For healthcare providers to properly exchange information and coordinate care, it should be in “near-real time”.  A phone or fax machine may not be good enough but there are numerous ways that the NHS can rise to the health secretary’s challenge >>>

#1. Make more use of existing, national tools that are already up and running

a. NHSmail is a secure, encrypted email service that can be used instead of ‘inhouse’ email systems.  It means that secure emails containing patient-identifiable data (PID) can be safely sent anywhere within the NHS.  NHSmail 2 is coming soon, which will have even more functionality.  There’s really no need to send letters and faxes to colleagues anymore!

b. Choose and Book (CAB).  About 60 percent of all first outpatient referrals are now done through CAB. Make it 100 percent to get the most benefit.  Consider the other functionality within the application such as the ‘Advice and Guidance’ section to avoid inappropriate referrals.

c. Summary Care Record.  A surprising amount of useful clinical information can be found here.  The more it’s used, the more useful it becomes.

#2. Automate the discharge summary.  It’s virtually impossible to attain the NHS standard of discharge summaries to GPs within 24 hours without using electronic systems.  A good electronic patient record system should permit electronic discharge summaries to be sent to GP systems easily.

#3. ePrescribing.  This is a high-impact patient safety issue; no more problems with doctors’ notorious handwriting. ePrescribing can be ‘standalone’ or integrated into an EPR. It may be best to start with a gradual roll-out in enthusiastic areas, rather than a ‘big bang’ approach.  Once the benefits are seen, clinicians will clamour for it in other areas.

#4. View results electronically instead of printing out paper. Get into the habit of accessing pathology and radiology results without printing out paper and consider using a Single Sign On tool so that you don’t have to remember multiple passwords.

#5. Exploit ‘departmental’ systems to the maximum. For example, if your trust has a theatre management system, see if you can use it to record the clinical record.  A relatively easy start is the surgical operation note.  But, make sure that any ‘bespoke’ systems can talk to others using Health Level 7 standards.

#6. Don’t duplicate. Paper records are not more valid than electronic ones, so you don’t have to do both.  If you’re told to write paper records and create electronic ones, someone’s missed the point. One Consultant I heard of confiscated all the pens of her trainees when they came to her clinic.
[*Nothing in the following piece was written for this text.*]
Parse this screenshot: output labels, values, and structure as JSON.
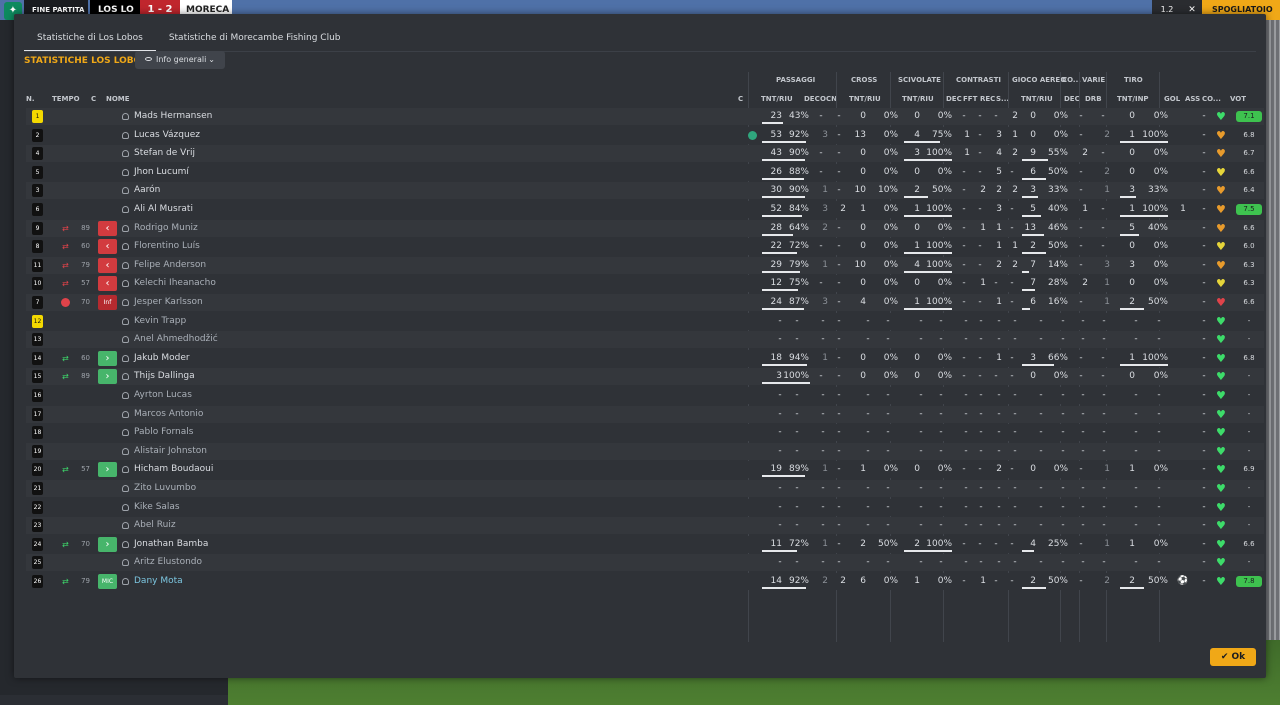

#7. Know your ‘business continuity’ policy. Inevitably there will be times when electronic systems are not available, so you need to have robust alternatives in place just in case. 

#8. Develop a ‘portal’ mentality. This means automatically pulling information from multiple sources into a single area. There are various ways of achieving this, but make sure the patient is the ‘context’, that is, you only view information about one patient at a time. This is an important patient safety factor in order to avoid confusion.
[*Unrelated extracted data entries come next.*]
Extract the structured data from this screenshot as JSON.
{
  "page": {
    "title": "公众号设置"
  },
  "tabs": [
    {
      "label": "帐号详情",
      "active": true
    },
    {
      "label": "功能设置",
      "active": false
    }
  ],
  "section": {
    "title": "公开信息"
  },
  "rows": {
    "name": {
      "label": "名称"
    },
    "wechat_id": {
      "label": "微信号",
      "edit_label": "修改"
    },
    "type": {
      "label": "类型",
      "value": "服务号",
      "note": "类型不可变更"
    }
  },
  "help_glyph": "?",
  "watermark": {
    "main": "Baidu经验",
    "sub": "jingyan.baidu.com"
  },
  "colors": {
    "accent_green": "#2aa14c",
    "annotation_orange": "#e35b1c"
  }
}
#9. Find out about your trust’s IT strategy. Your IT department needs your input. Do you have a clinical lead for IT, or even a chief clinical information officer (CCIO)?  Could you do it? You don’t need to be a ‘techy’ or have a Master’s in Informatics; this is about improving patient care, it’s not an IT project.

#10. Enjoy the digital revolution. The NHS is ‘data rich but information poor’. In the era of ‘big data’, find out ways of exploiting data for patient benefit and/or professional development. For example, how do you compare against your colleagues, other trusts, international best practice? Annual appraisal and revalidation requires individual, practitioner-level information, and nobody wants the bottom of the league table.